Information is replaceable. That's what backups are for. People are not.
If someone nukes Los Angeles, then people are going to have more than just a little bit of a headache sending their e-mail. If someone nukes your mail server, then mail gets bounced for a few days, and that's it. It's not that important.
Collateral damage is *good* in this instance. Yes, people will have problems sending mail. Yes, people will complain to their ISP's about the REALLY IMPORTANT E-MAIL THAT MUST GET THROUGH. Yes, Tech support at said ISP (if there is any) will live through hell. Yes, customers will go elsewhere when the ISP doesn't fix the problem. And yes, people will be irritated, annoyed, and even lose money, but it's all because the ISP in question is run by boneheads who don't want to hire a sysadmin, and think that the spammer market is an untapped resource. Companies like this *deserve* to go broke. People who sell services to scammers are running around with huge blinking neon signs on their backs that say "kick me!"

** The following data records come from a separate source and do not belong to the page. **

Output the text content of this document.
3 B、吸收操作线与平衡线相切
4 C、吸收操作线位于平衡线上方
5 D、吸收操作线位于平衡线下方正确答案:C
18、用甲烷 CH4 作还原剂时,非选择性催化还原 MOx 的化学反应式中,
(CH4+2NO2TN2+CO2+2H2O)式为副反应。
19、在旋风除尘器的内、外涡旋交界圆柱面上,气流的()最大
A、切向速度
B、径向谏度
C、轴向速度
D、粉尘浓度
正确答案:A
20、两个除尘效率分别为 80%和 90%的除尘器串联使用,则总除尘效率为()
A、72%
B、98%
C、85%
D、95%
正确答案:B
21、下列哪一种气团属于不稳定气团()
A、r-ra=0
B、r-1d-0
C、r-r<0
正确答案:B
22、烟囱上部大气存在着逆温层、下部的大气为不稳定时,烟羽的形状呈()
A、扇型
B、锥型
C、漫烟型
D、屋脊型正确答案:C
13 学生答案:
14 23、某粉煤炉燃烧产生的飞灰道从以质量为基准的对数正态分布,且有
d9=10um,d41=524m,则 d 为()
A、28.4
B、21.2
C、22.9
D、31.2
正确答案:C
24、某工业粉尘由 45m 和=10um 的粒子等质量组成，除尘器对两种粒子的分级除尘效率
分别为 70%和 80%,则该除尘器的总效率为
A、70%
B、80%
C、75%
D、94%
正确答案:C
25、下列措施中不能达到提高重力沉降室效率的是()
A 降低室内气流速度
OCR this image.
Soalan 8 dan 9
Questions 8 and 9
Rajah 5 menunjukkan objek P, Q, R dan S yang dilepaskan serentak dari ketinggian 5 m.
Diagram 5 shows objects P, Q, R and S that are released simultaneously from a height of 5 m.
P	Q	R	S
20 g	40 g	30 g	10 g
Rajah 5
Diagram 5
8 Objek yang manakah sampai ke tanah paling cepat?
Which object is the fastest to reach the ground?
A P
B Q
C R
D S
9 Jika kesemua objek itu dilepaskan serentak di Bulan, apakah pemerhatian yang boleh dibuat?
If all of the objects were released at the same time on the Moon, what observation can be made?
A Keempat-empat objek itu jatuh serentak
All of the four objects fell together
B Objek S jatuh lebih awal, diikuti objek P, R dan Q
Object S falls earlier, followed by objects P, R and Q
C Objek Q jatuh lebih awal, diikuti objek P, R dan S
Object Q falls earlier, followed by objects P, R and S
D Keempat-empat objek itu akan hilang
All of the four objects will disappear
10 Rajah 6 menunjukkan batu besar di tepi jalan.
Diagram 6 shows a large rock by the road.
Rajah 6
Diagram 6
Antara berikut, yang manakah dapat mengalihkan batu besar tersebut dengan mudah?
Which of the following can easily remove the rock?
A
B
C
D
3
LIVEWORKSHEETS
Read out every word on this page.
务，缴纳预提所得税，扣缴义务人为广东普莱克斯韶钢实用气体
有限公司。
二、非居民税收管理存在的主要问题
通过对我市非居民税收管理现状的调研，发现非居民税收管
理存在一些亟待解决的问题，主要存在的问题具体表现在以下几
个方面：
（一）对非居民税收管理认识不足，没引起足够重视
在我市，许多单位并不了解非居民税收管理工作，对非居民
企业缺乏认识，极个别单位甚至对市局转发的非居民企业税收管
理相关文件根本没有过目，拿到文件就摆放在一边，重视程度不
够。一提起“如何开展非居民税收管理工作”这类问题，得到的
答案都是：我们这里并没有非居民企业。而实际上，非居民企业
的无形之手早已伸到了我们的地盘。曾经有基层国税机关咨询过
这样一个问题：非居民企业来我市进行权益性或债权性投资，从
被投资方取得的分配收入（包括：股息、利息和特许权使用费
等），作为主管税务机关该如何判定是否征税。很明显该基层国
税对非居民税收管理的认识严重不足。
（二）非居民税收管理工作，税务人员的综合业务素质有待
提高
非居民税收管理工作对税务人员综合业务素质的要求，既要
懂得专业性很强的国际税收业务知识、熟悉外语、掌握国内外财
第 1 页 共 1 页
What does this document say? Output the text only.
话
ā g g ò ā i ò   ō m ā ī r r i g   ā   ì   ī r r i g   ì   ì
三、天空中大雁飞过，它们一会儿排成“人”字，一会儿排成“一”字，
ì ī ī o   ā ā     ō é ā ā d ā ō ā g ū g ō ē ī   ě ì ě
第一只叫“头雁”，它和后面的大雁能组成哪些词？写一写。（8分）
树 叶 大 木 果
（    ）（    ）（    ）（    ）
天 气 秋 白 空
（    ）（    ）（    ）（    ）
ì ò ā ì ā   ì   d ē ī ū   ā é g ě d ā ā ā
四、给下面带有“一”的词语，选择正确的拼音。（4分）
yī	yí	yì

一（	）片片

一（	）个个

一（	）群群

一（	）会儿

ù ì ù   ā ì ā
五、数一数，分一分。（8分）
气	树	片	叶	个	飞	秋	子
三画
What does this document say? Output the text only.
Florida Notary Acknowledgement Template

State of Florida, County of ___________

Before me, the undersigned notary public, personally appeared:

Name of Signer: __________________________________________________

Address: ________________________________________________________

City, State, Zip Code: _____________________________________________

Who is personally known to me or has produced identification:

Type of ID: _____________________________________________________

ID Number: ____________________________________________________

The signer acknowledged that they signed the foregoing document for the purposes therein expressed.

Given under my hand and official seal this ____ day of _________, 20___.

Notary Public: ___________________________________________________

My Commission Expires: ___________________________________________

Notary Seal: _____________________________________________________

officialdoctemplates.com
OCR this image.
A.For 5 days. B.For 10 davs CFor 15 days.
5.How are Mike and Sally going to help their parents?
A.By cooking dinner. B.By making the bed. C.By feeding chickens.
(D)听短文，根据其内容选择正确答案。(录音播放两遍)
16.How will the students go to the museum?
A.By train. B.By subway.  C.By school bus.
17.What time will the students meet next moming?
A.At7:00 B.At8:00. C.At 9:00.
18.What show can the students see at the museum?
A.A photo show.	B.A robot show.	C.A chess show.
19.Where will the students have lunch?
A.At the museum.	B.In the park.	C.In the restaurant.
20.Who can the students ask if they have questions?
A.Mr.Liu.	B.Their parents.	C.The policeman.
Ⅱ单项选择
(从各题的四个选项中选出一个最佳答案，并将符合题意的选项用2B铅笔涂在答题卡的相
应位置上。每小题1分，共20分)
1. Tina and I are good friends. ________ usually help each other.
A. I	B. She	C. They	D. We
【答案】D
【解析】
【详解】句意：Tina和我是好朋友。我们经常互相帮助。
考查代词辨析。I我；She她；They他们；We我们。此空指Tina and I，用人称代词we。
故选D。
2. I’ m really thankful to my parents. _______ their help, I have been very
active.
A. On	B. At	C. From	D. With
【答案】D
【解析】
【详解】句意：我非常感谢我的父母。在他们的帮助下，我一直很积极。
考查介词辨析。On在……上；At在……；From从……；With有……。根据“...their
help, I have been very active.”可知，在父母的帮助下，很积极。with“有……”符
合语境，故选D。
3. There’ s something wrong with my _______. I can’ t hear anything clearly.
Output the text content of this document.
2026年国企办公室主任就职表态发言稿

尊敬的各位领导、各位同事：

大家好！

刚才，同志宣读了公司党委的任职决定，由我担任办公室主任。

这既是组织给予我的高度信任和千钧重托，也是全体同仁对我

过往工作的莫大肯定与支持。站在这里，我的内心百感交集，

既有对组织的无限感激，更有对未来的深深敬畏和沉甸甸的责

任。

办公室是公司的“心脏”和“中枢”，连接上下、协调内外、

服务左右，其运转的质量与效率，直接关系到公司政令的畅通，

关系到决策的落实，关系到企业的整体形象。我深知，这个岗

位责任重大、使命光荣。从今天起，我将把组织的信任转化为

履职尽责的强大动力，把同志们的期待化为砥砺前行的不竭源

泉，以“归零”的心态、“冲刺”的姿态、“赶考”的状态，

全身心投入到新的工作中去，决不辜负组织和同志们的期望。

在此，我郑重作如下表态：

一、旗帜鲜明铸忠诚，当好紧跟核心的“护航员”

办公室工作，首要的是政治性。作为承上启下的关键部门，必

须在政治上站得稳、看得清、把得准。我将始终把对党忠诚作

The collateral damage we're looking for is exactly the sort of thing that unions do when they go on strike. They go out of their way to scare away the very customers that feed them in the hopes that upper management will starve first. When the workers go back to work, the company *will* be damaged in some way by the strike, but in the end, things advance, life goes on, and things improve for the better for everyone. The sooner people see the cluetrain coming, the better, but sometimes the whistle has to blow loud and long before anyone notices.
"No problem. I have the capacity to do infinite work so long as you don't mind that my quality approaches zero."-Dilbert
Would legislation cost me any less?
Special Relativity: The person in the other queue thinks yours is moving faster.